A Costantino Bonaiuti 24 anni e otto mesi: era stato condannato all'ergastolo in primo grado
Ridotta in appello a 24 anni e otto mesi la condanna per Costantino Bonaiuti, l'ingegnere di 62 anni che nel gennaio 2023 ha sparato e ucciso l’ex compagna Martina Scialdone fuori da un ristorante in via Amelia al Tuscolano a Roma.
I giudici della Corte di Assise d’Appello con la sentenza hanno escluso la premeditazione e concesso le attenuanti generiche equivalenti alle aggravanti riducendo la pena che in primo grado era stata all’ergastolo.
Il delitto dell’avvocato di 34 anni avvenne davanti al fratello della vittima, arrivato sul posto perché preoccupato per la sorella. Bonaiuti era accusato di omicidio volontario aggravato dai motivi futili e abietti rappresentati dalla gelosia, dall’aver agito contro una persona a lui legata da relazione affettiva, e dalla premeditazione “portando con sé l’arma sul luogo dell’appuntamento essendo consapevole della volontà di interrompere definitivamente la relazione controllandone gli spostamenti grazie all’installazione clandestina di un dispositivo gps collegandolo al suo cellulare”. All’uomo era contestato anche il porto illegale in luogo pubblico della pistola semiautomatica Glock che deteneva per uso sportivo.
"Sono veramente delusa, mi aspettavo una conferma dell'ergastolo. Giustizia non è stata fatta, in altri femminicidi sono state avvalorate le condanne all'ergastolo". A dirlo Viviana, la mamma di Martina dopo la riduzione della condanna.
“La sentenza di oggi ci lascia profondamente interdetti. Resta il fatto che ormai l'aggravante della premeditazione è diventato una specie di oggetto misterioso nel nostro ordinamento. Qui c'erano comportamenti nettissimi a carico dell'imputato”. Così l'avvocata Licia D'Amico dell'associazione "Insieme a Marianna" per la prevenzione e il contrasto della violenza sulle donne e sui minori, costituita parte civile nel processo per l'omicidio di Martina.

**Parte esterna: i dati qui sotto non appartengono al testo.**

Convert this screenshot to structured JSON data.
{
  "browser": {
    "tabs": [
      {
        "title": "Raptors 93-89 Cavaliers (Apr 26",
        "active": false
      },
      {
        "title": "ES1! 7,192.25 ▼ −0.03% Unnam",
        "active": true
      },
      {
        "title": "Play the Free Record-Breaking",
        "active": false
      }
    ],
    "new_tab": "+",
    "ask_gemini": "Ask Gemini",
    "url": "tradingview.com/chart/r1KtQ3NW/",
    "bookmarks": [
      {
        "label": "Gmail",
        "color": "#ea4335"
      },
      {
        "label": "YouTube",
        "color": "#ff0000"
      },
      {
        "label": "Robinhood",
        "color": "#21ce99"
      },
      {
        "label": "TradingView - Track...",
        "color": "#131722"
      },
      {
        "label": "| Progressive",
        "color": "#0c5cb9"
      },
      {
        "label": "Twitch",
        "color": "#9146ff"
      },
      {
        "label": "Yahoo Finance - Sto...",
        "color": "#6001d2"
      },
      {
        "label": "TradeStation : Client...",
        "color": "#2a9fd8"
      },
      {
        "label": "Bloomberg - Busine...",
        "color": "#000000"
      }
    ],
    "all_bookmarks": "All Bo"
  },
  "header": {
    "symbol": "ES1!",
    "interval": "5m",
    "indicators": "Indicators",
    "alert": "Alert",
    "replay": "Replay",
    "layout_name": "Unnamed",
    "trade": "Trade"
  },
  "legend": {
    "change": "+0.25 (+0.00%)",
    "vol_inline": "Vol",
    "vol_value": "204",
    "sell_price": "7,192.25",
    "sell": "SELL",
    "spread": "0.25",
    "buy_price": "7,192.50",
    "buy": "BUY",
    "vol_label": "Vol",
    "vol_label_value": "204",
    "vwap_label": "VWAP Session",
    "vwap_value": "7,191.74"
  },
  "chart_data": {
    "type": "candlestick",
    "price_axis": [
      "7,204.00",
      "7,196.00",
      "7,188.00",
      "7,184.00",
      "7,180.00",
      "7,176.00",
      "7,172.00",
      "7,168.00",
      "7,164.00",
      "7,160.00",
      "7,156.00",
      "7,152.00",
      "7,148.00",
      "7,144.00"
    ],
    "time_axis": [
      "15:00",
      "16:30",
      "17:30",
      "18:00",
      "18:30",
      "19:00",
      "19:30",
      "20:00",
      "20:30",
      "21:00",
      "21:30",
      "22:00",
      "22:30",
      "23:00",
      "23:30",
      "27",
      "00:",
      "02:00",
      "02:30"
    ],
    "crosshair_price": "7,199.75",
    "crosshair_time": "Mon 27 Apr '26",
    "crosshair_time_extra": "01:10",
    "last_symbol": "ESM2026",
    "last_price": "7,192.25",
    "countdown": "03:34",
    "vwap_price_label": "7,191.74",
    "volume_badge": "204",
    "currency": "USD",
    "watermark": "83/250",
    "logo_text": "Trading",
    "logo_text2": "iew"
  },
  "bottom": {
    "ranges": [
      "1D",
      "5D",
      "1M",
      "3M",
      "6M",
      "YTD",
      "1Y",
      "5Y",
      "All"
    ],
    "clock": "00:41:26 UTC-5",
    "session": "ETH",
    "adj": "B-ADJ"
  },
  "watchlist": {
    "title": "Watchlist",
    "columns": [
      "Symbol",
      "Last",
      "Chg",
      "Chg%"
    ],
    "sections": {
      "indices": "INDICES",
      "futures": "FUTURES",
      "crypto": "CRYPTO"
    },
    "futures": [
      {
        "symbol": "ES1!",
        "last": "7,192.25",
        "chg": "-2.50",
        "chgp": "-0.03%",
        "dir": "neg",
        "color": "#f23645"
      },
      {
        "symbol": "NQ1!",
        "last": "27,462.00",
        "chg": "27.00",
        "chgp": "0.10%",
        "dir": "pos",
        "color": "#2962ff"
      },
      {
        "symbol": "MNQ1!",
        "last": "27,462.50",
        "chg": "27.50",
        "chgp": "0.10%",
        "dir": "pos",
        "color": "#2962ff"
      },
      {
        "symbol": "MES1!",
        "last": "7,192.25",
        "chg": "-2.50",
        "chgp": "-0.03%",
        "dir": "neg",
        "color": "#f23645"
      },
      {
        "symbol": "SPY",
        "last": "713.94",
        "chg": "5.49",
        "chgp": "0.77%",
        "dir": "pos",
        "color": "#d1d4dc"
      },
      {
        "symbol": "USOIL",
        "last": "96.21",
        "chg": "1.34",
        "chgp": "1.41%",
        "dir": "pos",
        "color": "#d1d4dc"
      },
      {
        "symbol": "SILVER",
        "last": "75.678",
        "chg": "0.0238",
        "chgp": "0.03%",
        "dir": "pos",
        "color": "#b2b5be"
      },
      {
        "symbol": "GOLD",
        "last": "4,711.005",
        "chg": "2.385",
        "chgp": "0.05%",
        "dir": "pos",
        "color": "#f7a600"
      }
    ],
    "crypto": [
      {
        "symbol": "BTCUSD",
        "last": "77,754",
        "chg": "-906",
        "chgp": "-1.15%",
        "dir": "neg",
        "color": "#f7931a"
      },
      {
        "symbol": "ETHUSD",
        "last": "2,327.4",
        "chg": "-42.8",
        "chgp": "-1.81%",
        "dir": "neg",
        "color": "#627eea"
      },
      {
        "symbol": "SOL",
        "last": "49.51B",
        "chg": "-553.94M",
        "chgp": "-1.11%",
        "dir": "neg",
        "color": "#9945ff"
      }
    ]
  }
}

“Resta una sensazione di stordimento di fronte a una pronuncia che defalca non solo la pena, ma anche il quadro probatorio di primo grado. Ventiquattro anni e otto mesi non sono una pena risibile in assoluto, ma qui abbiamo un femminicidio - sottolinea - e così va chiamato, nonostante la diversa opinione espressa dai difensori dell'imputato: una giovane professionista, poco più che 30enne, una ragazza giovane dei nostri tempi che incorrendo in questo malefico, maledetto ‘ultimo appuntamento' è stata oggetto di un assassinio così feroce”.